We sat beside each other on the bed and held Max in our arms.  Aside from my mother, we were alone in our room with him.  We just could not stand to have any visitors in with us.  But it was not until we invited the rest of our parents and siblings in that Max finally decided to go. He took his last breath and left us.  I think he chose to leave at the very moment we had finally gathered together as a complete family so he could say goodbye to everyone.

It was not long after that I had asked if I could be discharged.  I could not stand the sound of newborn infants crying in other rooms.  It was just too much.  My doctor came in and cried with me.  He told me that he suspected a possible velamentous cord insertion and Vasa Previa, and that he had sent the placenta and cords to be autopsied.  His suspicions were confirmed later after the results came back.  It was velamentous cord insertion and Vasa Previa.  The vessels were ruptured as a result of contractions and a dilating cervix.

I never knew that either of these conditions existed.  It’s never mentioned in any of the pregnancy books.  What’s even harder to learn is that my little Max could be alive today had I only been diagnosed.  All the warning signs were there.  I hemorrhaged in my 13^th week of pregnancy.  I also had a low-lying placenta (placenta previa) for most of my pregnancy.  Which was just moving away from the cervical os at my 36^th week.

Unfortunately, I was never sent to have a color Doppler ultrasound to rule out VP.  Had this been done, I would currently be the mother of a six month old baby.  This is the worst type of knowledge to have after the fact.  Knowing that something could have been done to prevent it, but it wasn’t.  Had I known about this condition, had I been able to read about it, learn about it, know the warning signs, know what to look for, know what to ask for, I could have taken an active step to prevent it.  My doctor could have taken the appropriate steps to prevent it.  And I could have at least known to request or demand the Color Doppler ultrasound myself, if my doctor wasn’t going to recommend it to me.

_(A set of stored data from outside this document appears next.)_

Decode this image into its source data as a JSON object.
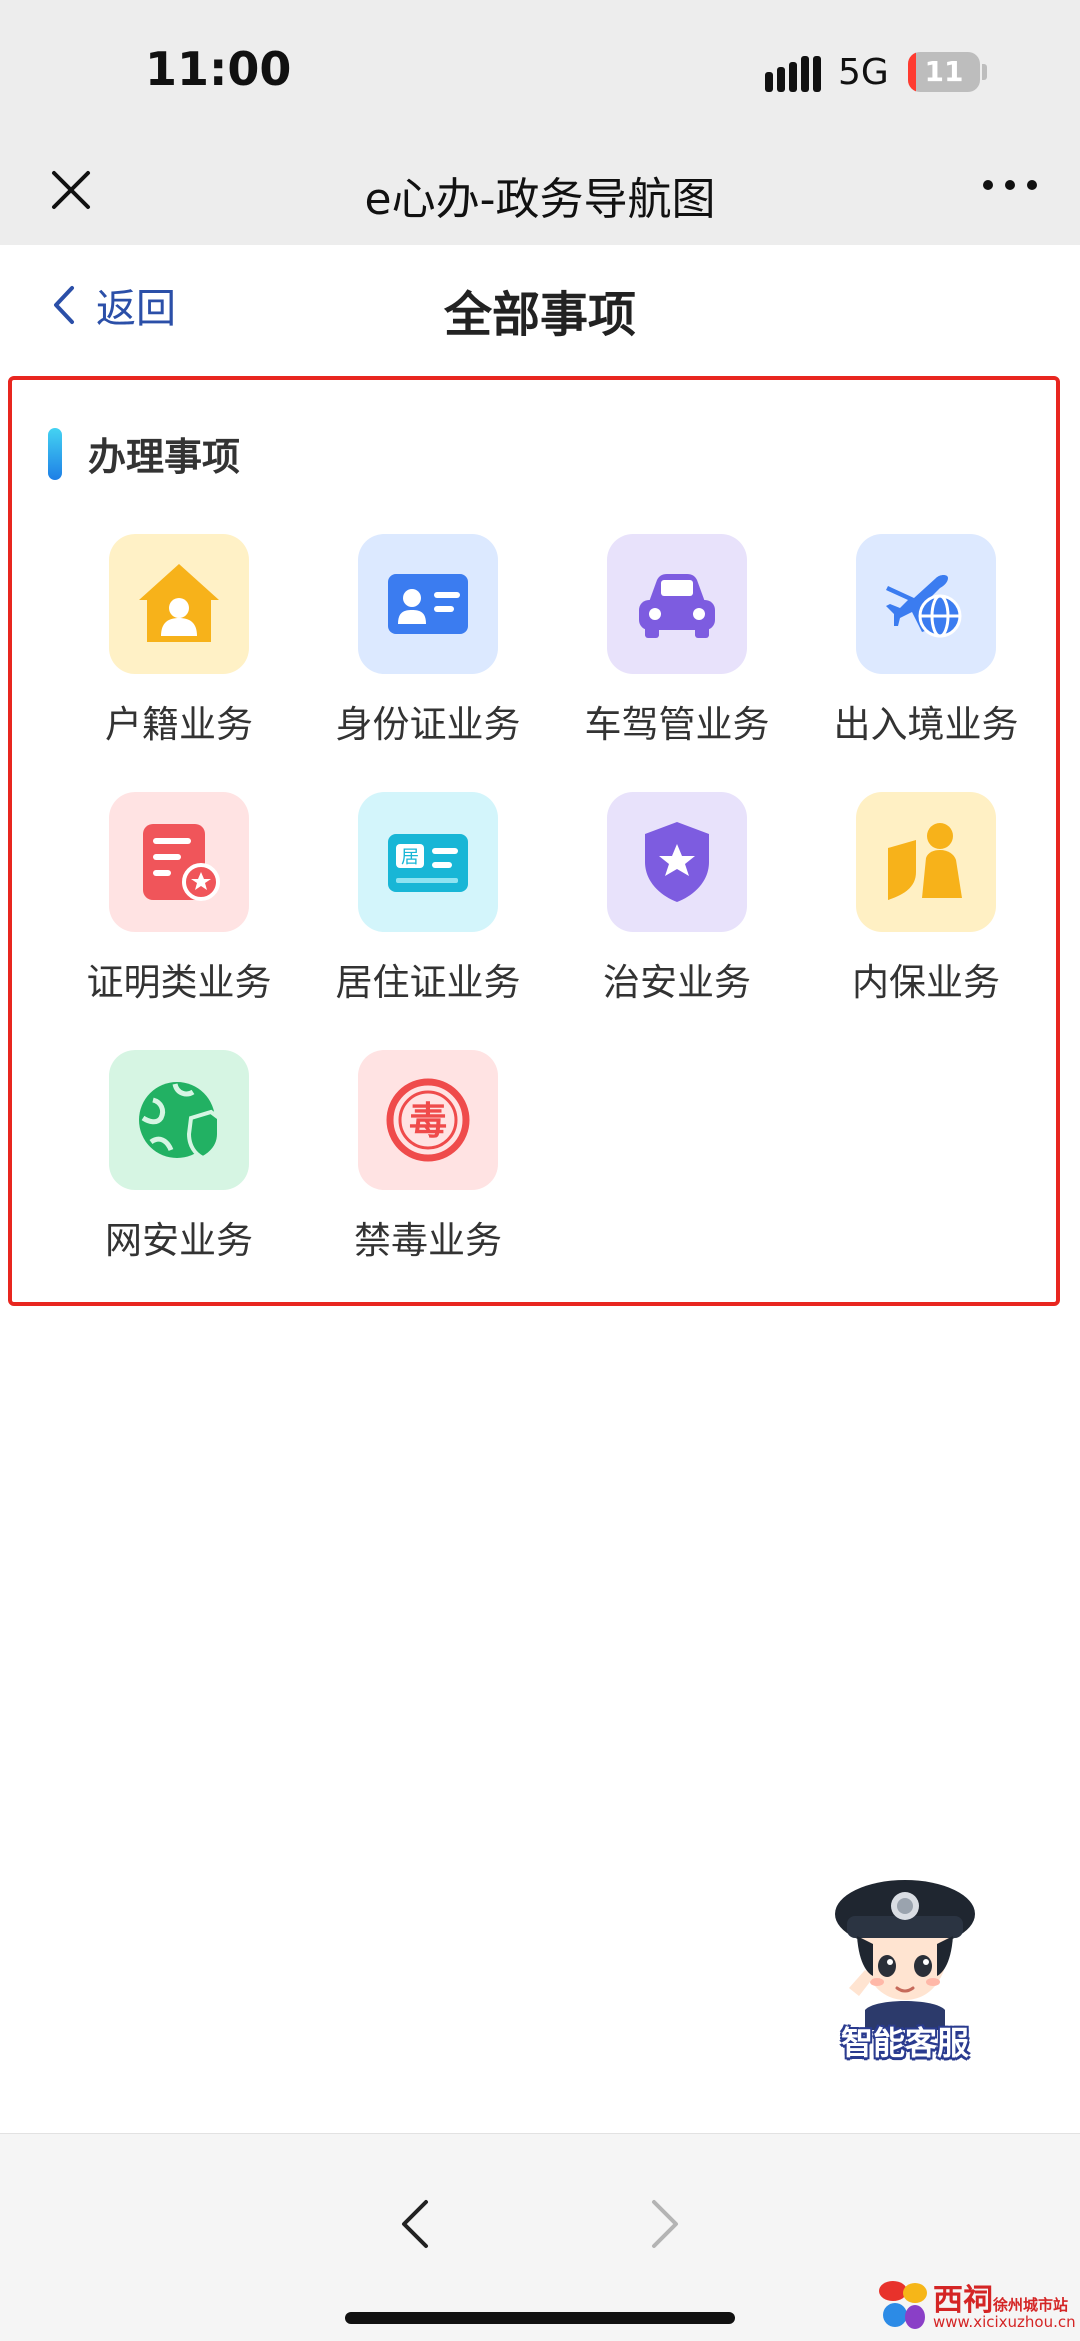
{
  "status_bar": {
    "time": "11:00",
    "network": "5G",
    "battery": "11",
    "battery_level": 0.11
  },
  "mini_program": {
    "title": "e心办-政务导航图"
  },
  "header": {
    "back_label": "返回",
    "title": "全部事项"
  },
  "section": {
    "title": "办理事项",
    "items": [
      {
        "label": "户籍业务",
        "icon": "household-house-icon",
        "bg": "#fff1c6",
        "color": "#f7b21a"
      },
      {
        "label": "身份证业务",
        "icon": "id-card-icon",
        "bg": "#dce9ff",
        "color": "#3b7cf0"
      },
      {
        "label": "车驾管业务",
        "icon": "car-icon",
        "bg": "#e8e2fb",
        "color": "#7d5ce0"
      },
      {
        "label": "出入境业务",
        "icon": "plane-globe-icon",
        "bg": "#dde9ff",
        "color": "#3b7cf0"
      },
      {
        "label": "证明类业务",
        "icon": "certificate-icon",
        "bg": "#ffe3e3",
        "color": "#f0555a"
      },
      {
        "label": "居住证业务",
        "icon": "residence-card-icon",
        "bg": "#d3f5fb",
        "color": "#18b6d6"
      },
      {
        "label": "治安业务",
        "icon": "police-badge-icon",
        "bg": "#e8e2fb",
        "color": "#7d5ce0"
      },
      {
        "label": "内保业务",
        "icon": "shield-person-icon",
        "bg": "#fff0c4",
        "color": "#f7b21a"
      },
      {
        "label": "网安业务",
        "icon": "globe-shield-icon",
        "bg": "#d6f5e3",
        "color": "#22b163"
      },
      {
        "label": "禁毒业务",
        "icon": "anti-drug-icon",
        "bg": "#ffe3e3",
        "color": "#ef4b4b",
        "glyph": "毒"
      }
    ]
  },
  "assistant": {
    "label": "智能客服"
  },
  "watermark": {
    "main": "西祠",
    "city": "徐州城市站",
    "url": "www.xicixuzhou.cn"
  },
  "colors": {
    "highlight_border": "#e8261f",
    "link": "#2b4fa8"
  }
}
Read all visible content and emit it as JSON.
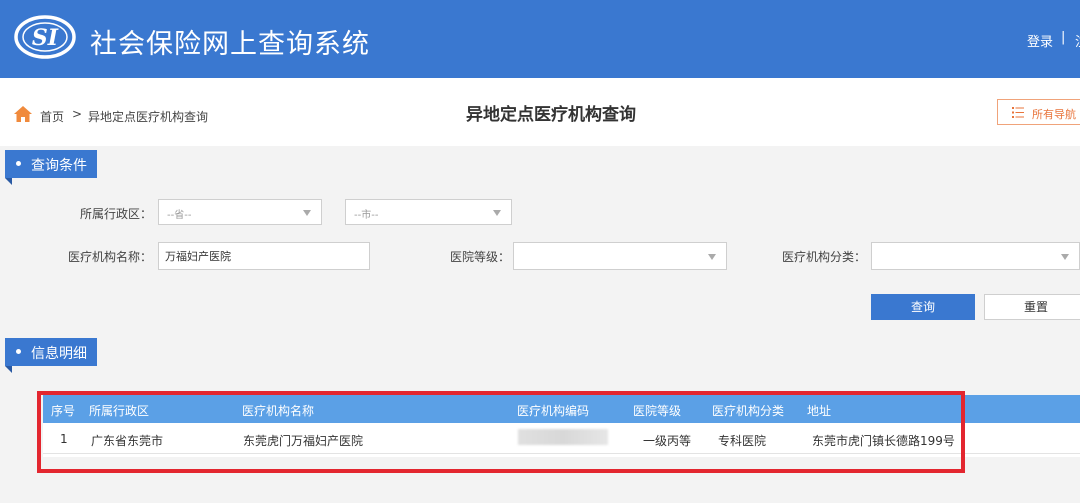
{
  "header": {
    "logo_text": "SI",
    "app_title": "社会保险网上查询系统",
    "login_label": "登录",
    "separator": "|",
    "cut_label": "注"
  },
  "breadcrumb": {
    "home_label": "首页",
    "separator": ">",
    "current_label": "异地定点医疗机构查询"
  },
  "page_title": "异地定点医疗机构查询",
  "nav_button": {
    "label": "所有导航"
  },
  "query_section": {
    "title": "查询条件",
    "region_label": "所属行政区：",
    "province_placeholder": "--省--",
    "city_placeholder": "--市--",
    "institution_name_label": "医疗机构名称：",
    "institution_name_value": "万福妇产医院",
    "hospital_level_label": "医院等级：",
    "hospital_level_value": "",
    "institution_category_label": "医疗机构分类：",
    "institution_category_value": "",
    "query_button": "查询",
    "reset_button": "重置"
  },
  "result_section": {
    "title": "信息明细",
    "columns": [
      "序号",
      "所属行政区",
      "医疗机构名称",
      "医疗机构编码",
      "医院等级",
      "医疗机构分类",
      "地址"
    ],
    "rows": [
      {
        "index": "1",
        "region": "广东省东莞市",
        "name": "东莞虎门万福妇产医院",
        "code": "",
        "level": "一级丙等",
        "category": "专科医院",
        "address": "东莞市虎门镇长德路199号"
      }
    ]
  },
  "colors": {
    "header_bg": "#3a78d0",
    "table_header_bg": "#5ba0e6",
    "highlight_red": "#e3262f",
    "nav_orange": "#e8743b"
  }
}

It is a travesty that most people never know anything about this condition until it is too late.  It shouldn’t be this way.  This should be talked about and included in all of the pregnancy books so that the parents have more control over their own choices and ability to protect the life of their unborn baby.  Not knowing is deadly.  Finding this condition early and having an elective cesarean early after fetal lung maturity is achieved saves the lives of babies that will otherwise be lost if they are not given that chance.  This condition IS diagnosable and it IS preventable, regardless of what others in the medical community might say.  Failure to diagnose and administer proper management and care is more than likely ensuring the death of an otherwise normal healthy infant.

Parents have the right to know this information so they have a fighting chance.  It’s the worst feeling in the world when you are unable to protect your child from harm.  It’s especially painful to see and hold a beautiful baby in your arms that looks so perfect on the outside and yet so broken on the inside.   There is nothing worse than to lose a child just as he or she is making their entrance into the world.  The final insult is knowing that their loss resulted from ignorance – both the parents and the medical community that parents put so blindly put their faith in.  It is my hope that their will soon be a significant change in the way this condition is so commonly viewed and treated.  That most doctors will take that one simple extra step to diagnose or rule out this condition, AND that they will treat this condition respectively and aggressively when it has been diagnosed.